Thursday, July 15, 2010

Post-Human Nature

(Picture from singularityhub.com)

When people talk about how the the future is going to bring about a new and better way of being human, I'm always like, WTF?

There's a certain kind of person -- usually a certain kind of guy, but whatever, we'll leave that aside for now -- who gets really excited about the ways technology is going to change things for us.

For instance, check out these guys in the "singularity movement" (NYT story here).  The singularity, they say, is "a time, possibly just a couple decades from now, when a superior intelligence will dominate and life will take on an altered form that we can’t predict or comprehend in our current, limited state."  A time for post-humanity.

It's hard for me to understand what these guys are thinking.  I mean, sometimes they talk about using technology to cure illnesses and live longer, and sure, that sounds great, who doesn't want that?  That's the kind of thing technology really is good for.  Dentistry, organ-transplants, bionic limbs . . . these things are excellent.  But it's not because they make human life really like totally different.  They don't.  They just make it better:  easier, more pleasant, longer.  That's not post-humanity.  Au contraire mon frère.

Other times they talk as if the transformation will happen because there will be a new way of melding minds and machines,  a way of making post-humans.  There's a vague suggestion that you might do this by uploading the information of your mind into a computer. 

But I can never see the appeal of this.  If you think about the best things in the world, computer-based post-humans wouldn't even get to enjoy most of them.  Sex, food, wine, sports, music, dancing . . . these are all embodied pleasures, surely not improved by not having a human body. I don't even get how it's supposed to work:  I mean, pleasure is pleasurable because of certain neuro-chemical things happening in the brain, which make you feel good.  If there's no neuro-chemicals, how is there any pleasure?  And if there's no pleasure ... well what is the point of that?

If you're a brain in a computer, what do you think about all day?  Math?  Most people don't even like thinking about math.  But even setting that aside, wouldn't that it be boring and stupid if that were your whole life?

I suspect that what people have in mind when they daydream this way is something like the old Q character from Star Trek.  But I never found the post-humanity aspect of Q convincing.  Q likes mischief; he enjoys tormenting people and doing things they don't understand.  He can't feel pain, and he can travel through time and do other neato things.  This doesn't describe a post-human as much as it describes a powerful human who is kind of an asshole.

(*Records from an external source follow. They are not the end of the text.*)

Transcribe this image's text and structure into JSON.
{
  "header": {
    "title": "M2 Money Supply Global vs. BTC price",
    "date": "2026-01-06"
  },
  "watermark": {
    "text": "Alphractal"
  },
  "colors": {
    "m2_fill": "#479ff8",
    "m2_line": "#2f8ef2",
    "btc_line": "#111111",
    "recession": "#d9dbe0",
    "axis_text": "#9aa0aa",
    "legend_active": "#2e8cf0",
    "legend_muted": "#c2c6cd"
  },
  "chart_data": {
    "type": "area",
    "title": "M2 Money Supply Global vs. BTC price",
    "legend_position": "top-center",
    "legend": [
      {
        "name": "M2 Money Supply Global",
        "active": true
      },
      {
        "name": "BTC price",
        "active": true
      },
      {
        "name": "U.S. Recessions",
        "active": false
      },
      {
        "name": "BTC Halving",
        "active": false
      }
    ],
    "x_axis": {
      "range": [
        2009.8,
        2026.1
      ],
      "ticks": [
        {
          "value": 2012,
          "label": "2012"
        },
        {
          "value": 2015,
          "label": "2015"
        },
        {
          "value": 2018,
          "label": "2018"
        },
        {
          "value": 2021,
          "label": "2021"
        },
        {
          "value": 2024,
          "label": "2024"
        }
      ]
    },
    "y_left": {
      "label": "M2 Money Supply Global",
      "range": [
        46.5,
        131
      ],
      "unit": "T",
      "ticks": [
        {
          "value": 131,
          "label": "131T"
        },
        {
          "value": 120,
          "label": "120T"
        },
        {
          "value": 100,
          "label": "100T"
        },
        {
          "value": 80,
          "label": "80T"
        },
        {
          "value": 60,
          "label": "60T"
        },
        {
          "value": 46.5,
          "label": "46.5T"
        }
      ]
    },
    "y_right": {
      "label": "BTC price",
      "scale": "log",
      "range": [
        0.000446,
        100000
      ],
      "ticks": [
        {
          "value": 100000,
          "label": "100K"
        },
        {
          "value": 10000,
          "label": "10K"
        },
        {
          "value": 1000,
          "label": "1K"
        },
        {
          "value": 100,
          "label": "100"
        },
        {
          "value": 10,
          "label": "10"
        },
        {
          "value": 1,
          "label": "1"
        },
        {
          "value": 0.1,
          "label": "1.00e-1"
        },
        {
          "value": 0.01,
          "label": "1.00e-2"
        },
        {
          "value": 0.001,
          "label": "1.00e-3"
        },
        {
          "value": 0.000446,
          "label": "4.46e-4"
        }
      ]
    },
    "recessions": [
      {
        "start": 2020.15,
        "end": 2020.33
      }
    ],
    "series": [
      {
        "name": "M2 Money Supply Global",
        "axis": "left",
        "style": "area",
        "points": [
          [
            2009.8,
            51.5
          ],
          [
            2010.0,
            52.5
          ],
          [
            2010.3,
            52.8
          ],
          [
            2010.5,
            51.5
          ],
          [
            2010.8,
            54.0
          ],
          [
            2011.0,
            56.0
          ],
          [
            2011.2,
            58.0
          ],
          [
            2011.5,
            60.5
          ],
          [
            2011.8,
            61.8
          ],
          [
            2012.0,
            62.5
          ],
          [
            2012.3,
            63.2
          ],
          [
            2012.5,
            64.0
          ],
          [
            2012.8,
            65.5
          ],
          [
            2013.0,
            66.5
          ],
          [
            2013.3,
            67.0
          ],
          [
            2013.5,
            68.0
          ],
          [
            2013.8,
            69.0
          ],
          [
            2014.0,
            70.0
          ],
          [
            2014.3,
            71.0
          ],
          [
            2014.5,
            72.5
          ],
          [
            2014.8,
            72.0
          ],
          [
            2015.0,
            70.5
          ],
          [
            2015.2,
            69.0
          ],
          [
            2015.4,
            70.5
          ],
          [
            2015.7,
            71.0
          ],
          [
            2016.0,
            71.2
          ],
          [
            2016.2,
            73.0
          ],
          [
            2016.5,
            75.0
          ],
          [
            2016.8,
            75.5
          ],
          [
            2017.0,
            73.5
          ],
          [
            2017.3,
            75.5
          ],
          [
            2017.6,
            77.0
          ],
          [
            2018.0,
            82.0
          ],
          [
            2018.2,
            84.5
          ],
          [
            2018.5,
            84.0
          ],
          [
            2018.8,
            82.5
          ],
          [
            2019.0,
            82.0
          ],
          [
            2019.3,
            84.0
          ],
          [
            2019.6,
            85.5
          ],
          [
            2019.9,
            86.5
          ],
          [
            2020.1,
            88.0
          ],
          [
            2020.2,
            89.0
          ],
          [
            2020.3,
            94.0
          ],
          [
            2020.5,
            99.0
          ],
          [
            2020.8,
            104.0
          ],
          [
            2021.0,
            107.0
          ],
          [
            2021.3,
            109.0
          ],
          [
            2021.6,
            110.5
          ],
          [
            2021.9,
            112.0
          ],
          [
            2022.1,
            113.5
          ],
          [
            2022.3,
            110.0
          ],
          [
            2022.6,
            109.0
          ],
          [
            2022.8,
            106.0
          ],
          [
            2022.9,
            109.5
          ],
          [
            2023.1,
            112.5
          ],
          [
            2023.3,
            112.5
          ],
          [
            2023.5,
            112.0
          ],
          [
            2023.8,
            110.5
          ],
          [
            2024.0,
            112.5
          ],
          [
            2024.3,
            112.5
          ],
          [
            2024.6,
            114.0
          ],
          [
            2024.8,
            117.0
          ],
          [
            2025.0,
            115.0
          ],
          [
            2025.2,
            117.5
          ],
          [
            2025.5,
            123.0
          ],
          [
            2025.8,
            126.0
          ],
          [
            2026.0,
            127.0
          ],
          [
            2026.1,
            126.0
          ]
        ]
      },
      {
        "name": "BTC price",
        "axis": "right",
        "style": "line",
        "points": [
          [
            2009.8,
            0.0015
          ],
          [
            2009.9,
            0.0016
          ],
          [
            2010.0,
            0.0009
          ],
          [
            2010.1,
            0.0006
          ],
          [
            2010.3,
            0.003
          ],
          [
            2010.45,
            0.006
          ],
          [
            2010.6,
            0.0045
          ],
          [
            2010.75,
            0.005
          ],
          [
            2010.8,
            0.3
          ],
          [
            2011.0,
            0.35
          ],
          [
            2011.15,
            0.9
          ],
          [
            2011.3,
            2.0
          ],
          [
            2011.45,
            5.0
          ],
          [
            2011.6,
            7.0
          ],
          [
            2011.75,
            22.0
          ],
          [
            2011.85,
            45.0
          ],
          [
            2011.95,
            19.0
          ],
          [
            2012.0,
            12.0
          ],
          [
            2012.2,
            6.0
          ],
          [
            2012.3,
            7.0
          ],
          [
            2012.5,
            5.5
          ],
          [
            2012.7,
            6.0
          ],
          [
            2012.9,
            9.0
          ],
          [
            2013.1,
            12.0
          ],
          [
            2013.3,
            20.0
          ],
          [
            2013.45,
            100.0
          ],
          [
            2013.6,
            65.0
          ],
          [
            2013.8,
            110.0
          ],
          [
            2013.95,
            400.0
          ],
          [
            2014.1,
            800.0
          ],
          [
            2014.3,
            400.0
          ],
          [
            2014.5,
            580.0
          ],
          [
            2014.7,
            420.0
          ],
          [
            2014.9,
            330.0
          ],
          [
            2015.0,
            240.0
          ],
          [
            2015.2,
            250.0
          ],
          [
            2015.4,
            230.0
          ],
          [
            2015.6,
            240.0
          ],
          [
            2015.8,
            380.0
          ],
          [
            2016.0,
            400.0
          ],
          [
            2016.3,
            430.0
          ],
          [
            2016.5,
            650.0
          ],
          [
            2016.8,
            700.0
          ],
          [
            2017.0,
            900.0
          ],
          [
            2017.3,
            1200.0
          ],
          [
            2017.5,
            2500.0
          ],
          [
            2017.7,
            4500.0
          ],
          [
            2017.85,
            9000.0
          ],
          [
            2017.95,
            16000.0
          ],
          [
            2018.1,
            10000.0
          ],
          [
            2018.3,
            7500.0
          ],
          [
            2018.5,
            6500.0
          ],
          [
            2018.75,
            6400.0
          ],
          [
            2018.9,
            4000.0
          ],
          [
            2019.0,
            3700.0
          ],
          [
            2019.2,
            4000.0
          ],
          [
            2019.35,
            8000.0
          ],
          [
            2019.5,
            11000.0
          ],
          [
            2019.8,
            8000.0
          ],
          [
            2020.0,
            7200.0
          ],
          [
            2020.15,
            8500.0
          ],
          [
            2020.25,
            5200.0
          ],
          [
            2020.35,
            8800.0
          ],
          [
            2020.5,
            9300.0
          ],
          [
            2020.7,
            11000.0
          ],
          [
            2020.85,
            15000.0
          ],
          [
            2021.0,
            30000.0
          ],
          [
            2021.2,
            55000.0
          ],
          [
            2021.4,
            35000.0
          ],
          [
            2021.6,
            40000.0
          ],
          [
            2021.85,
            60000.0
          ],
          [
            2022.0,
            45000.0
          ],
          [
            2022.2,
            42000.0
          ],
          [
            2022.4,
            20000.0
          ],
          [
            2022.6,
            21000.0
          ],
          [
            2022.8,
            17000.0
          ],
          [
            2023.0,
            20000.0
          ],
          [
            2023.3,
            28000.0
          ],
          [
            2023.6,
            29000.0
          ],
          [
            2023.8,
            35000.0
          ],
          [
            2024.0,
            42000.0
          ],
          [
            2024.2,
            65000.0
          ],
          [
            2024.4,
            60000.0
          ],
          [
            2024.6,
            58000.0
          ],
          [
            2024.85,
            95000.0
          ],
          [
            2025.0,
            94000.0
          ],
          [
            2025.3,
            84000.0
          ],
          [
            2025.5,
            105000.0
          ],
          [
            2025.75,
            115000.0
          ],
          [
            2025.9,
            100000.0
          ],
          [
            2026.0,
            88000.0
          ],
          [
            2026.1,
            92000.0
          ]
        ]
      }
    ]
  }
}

And that's what I always suspect when I hear about post-humanity:  that the real desire is to be a better, richer, more powerful human.  Someone with an eternally youthful appearance, health, long life, and robots to make coffee, clean the house, and probably to provide sexual services.  And to be and have these things when only a few people do. 

Which is fine, I guess, but it's about as human, and as familiar, as it gets.

2 comments:

Really? said...

I think I agree with your perspective on the matter but I might also suggest that the singularity change might be one of a less physical nature. Arguably the greatest technological advancements in the past 50 years are in some way rooted in communication and maybe the singularity transformation has already started to occur through the formation of our ever growing and evolving interconnected ideas. Not to belabour the Star Trek metaphor but the Borg-esq hive mind that seems to have emerged from modern internet use appears to be an accurate reflection of the average person...yes a hive mind that assimilates celebrity genitalia and hardcore pornography.

Patricia Marino said...

Hi Rob,
Yeah, I know what you mean, though I've also always been impressed by how much the several-letter-deliveries-a-day life of Victorian England resembles our own.. just a small difference of scale.

Anyway, something I think about often is that if the internet is a hive-mind, then spam is all of its secret anxieties ... all the things the hive is freaking out about: body shape, erectile dysfunction, financial insolvency... at least this view makes receiving spam mildly interesting.